Assim, por exemplo, não se pode falar em standard de prova em relação a uma busca pessoal, porquanto a busca pessoal não se realiza sem motivos, de forma que o legislador, ao determinar que ela se dará em caso de “fundada suspeita” buscava apenas afastar o arbítrio da administração pública, de forma que não ocorresse buscas pessoais sem razão. Ora, exigir do agente estatal que explique pormenorizadamente a razão pela qual em determinado momento julgou que determinada pessoa estava em uma especifica atitude suspeita e, por isso, procedeu na busca pessoal, é desconsiderar o fator humano em situações como essa, de forma a abrir espaço para que ocorra apenas buscas pessoais com mandado judicial.
Já sobre a fishing expedition ou a probable cause, tem-se que são institutos jurídicos que devem ser adaptados ao sistema brasileiro, pois desconsideram dois fatores importantes: I) a polícia brasileira não realiza o chamado “ciclo completo de polícia”, sendo uma responsável pela atividade preventiva (Polícia Militar) e outra responsável pela atividade de investigação (Policia Civil), diferentemente do sistema norte-americano; II) as atividades da Polícia Militar se desenvolvem conforme o Direito Administrativo, não conforme o Direito Processual Penal.
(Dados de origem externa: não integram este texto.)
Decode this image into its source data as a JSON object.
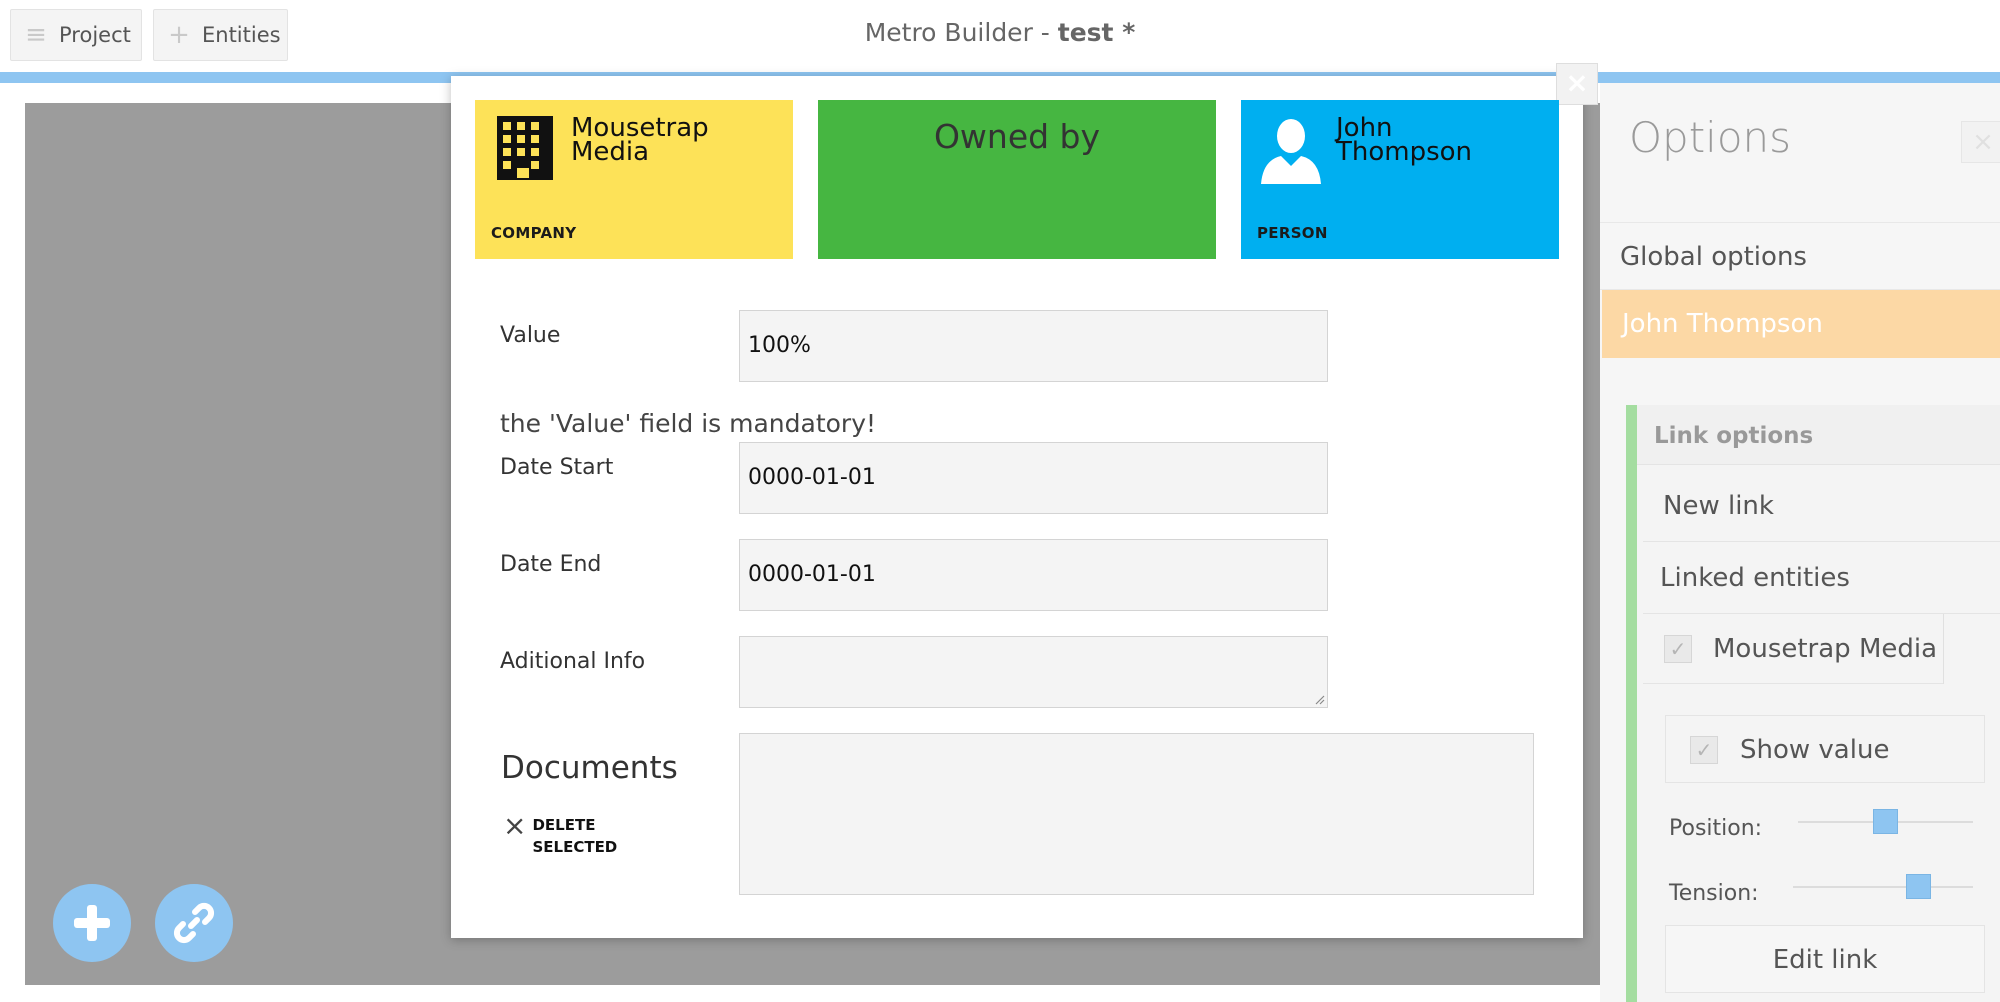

Assim sendo, não se pode simplesmente “importar” tais institutos sem considerar as particularidades do ordenamento brasileiro.
Finalmente, a busca domiciliar. A busca domiciliar não enfrenta tantos grandes problemas como a busca pessoal, no entanto, alguns pontos merecem bastante atenção. Por exemplo os conceitos de domicilio e de dia, assim como em quais hipóteses a situação de flagrância permitiria o ingresso em domicilio alheio.
Pois bem.
No que diz respeito ao conceito de domicílio, é fato que referido conceito é mais amplo no direito penal que no direito civil, de forma que o domicilio, para fins penais, é extraído do art. 150, §4º do Código Penal, compreendendo qualquer compartimento habitado; aposento ocupado de habitação coletiva (v.g. quarto de hotel); compartimento não aberto ao público, onde alguém exerce profissão ou atividade (v.g. consultório médico; escritório de advocacia). Diga-se que também compreende, para fins de aplicação do Estatuto do Desarmamento, toda a extensão do território rural.
Já no que diz respeito ao conceito de dia, prevalecia na jurisprudência o critério físico-astronomico, segundo o qual dia seria o período entre a aurora e o crepúsculo. No entanto, a Lei de Abuso de Autoridade especificou como dia, de maneira mais segura, o período compreendido entre 5:00h (cinco horas) até 21:00h (vinte e uma horas).
Por fim, sobre o ingresso em domicilio alheio. Estando em situação de flagrância, é possível entrar na residência, do fugitivo ou de terceiros, em razão do permissivo constitucional. No caso de invasão do domicilio do fugitivo, sendo perseguido na forma do art. 302, inc. III do CPP ou no caso de invasão de domicilio de terceiro (situação na qual o fugitivo estaria cometendo o crime de violação de domicilio) estar-se-ia em situação de flagrância e, por isso, autorizado o ingresso.